与现有技术相比，本发明具有如下优点和技术效果：Compared with the prior art, the present invention has the following advantages and technical effects:

本发明封装了系统容错和负载平衡的模块支撑，简化分布式计算环境下并行编程的复杂性，使得该模型具有较广泛的适用性。The invention encapsulates the module support of system fault tolerance and load balance, simplifies the complexity of parallel programming under the distributed computing environment, and makes the model have wider applicability.

附图说明Description of drawings

图1为实施方式中一种基于.NET平台的Map-Reduce分布式计算的模型方法流程图。Fig. 1 is a flow chart of a model method of Map-Reduce distributed computing based on the .NET platform in an embodiment.

具体实施方式detailed description

以下结合附图对本发明的实施方式作进一步说明，但本发明的实施不限于此。The embodiments of the present invention will be further described below in conjunction with the accompanying drawings, but the implementation of the present invention is not limited thereto.

一种基于.NET平台的Map-Reduce分布式计算的模型方法，如图1所示，主要包括以下步骤：A model method of Map-Reduce distributed computing based on the .NET platform, as shown in Figure 1, mainly includes the following steps:

（b）将数据提交到ManagerConsole；(b) Submit data to ManagerConsole;

（c）SolutionArray将数据分派至RegLoader，RegLoader启动Worker进行计算，由Reducer负责回收；其具体步骤为：(c) SolutionArray dispatches data to RegLoader, RegLoader starts Worker for calculation, and Reducer is responsible for recycling; the specific steps are:

(c-1) SolutionArray将数据分派至各个RegLoader中，由RegLoader对数据进行分配处理。(c-1) SolutionArray distributes the data to each RegLoader, and the RegLoader distributes the data.

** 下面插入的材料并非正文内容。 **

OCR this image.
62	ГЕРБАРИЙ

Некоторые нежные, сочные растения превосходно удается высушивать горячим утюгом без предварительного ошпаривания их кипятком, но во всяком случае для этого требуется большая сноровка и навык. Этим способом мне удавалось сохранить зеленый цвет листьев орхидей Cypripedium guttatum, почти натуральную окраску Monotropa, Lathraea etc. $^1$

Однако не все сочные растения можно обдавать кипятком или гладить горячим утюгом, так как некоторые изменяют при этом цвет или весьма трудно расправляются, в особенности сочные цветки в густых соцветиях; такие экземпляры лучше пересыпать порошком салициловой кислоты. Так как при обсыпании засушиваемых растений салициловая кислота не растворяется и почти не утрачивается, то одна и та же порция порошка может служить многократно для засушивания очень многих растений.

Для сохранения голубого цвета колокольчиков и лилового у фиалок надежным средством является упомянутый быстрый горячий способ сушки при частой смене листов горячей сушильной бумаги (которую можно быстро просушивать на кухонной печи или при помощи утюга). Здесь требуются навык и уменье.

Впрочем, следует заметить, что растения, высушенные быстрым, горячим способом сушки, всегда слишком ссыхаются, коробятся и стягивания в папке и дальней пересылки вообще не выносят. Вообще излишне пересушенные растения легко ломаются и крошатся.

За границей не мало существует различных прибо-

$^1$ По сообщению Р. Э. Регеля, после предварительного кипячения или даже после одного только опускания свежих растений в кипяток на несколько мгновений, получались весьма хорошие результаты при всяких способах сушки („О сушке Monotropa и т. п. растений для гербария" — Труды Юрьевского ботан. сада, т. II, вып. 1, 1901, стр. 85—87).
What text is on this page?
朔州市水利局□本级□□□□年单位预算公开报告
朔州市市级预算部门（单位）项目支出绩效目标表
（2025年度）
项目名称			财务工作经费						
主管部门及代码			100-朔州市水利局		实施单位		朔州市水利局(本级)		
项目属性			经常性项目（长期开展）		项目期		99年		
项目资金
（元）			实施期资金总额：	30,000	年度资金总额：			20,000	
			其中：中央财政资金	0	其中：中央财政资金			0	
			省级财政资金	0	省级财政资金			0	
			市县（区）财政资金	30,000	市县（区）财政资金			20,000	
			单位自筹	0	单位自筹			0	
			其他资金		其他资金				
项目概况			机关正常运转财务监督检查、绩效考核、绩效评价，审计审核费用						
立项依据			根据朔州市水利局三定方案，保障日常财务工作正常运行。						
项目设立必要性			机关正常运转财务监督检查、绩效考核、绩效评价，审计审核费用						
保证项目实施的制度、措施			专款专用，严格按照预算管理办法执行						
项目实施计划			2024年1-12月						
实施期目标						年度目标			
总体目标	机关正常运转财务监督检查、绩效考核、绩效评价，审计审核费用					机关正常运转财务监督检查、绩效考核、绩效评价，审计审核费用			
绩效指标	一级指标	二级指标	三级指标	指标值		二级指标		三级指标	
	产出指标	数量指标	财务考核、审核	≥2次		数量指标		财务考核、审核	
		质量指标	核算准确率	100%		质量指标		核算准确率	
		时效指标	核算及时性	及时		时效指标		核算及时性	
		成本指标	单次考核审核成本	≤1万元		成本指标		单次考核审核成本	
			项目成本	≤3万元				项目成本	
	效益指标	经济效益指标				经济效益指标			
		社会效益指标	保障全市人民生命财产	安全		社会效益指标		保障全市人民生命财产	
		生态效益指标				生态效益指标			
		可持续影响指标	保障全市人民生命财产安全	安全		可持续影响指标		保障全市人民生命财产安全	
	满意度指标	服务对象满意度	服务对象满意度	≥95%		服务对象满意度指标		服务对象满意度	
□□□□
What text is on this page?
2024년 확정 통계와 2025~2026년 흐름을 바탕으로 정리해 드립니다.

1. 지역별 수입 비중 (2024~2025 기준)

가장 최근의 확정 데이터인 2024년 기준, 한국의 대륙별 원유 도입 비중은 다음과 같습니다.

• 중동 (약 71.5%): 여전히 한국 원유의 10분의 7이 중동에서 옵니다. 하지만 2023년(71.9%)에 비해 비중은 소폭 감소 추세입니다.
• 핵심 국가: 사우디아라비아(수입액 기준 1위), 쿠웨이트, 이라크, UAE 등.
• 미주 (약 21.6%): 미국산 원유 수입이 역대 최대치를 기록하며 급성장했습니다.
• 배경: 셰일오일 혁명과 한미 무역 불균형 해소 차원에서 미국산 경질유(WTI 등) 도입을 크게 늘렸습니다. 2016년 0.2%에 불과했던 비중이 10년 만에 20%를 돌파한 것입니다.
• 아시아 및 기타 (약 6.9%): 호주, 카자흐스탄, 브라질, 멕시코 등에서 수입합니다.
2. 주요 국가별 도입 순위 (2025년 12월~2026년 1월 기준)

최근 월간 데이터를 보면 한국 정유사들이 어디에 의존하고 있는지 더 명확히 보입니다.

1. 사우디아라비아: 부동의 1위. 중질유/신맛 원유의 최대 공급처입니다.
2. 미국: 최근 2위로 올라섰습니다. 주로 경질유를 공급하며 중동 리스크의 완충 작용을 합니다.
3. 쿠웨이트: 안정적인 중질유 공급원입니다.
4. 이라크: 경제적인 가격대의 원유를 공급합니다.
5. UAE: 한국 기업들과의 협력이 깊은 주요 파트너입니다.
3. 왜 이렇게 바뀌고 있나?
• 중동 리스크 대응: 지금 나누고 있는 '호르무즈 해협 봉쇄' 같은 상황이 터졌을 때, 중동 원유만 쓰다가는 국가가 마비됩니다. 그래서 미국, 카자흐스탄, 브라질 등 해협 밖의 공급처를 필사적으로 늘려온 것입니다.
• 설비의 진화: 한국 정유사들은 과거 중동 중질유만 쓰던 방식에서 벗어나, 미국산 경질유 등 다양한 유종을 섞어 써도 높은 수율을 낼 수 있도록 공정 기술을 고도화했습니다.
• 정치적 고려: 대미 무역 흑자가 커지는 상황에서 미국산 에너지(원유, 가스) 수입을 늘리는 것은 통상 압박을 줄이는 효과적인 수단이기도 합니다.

（c-3）Reducer负责整理、归纳、回收由Worker计算后产生的结果；(c-3) Reducer is responsible for sorting, summarizing, and recycling the results calculated by Worker;

Claims

1. a model method based on the Map-Reduce distributed computing of .NET platform, is characterized in that, may further comprise the steps:

(a) input data through the Map-Reduce interface;

(b) Submit data to ManagerConsole;

(c) SolutionArray assigns the data to RegLoader, RegLoader starts Worker for calculation, and Reducer is responsible for recycling;

(d) The RegLoader that obtains the data actively registers to form a MachineList.

2. A model method based on the Map-Reduce distributed computing of the .NET platform described in claim 1, wherein step (c) comprises the following steps:

(c-1) SolutionArray distributes the data to each RegLoader, and the RegLoader distributes the data;

(c-2) Each RegLoader starts several Workers for calculation;

(c-3) The Reducer is responsible for sorting, summarizing, and recycling the results calculated by the Worker.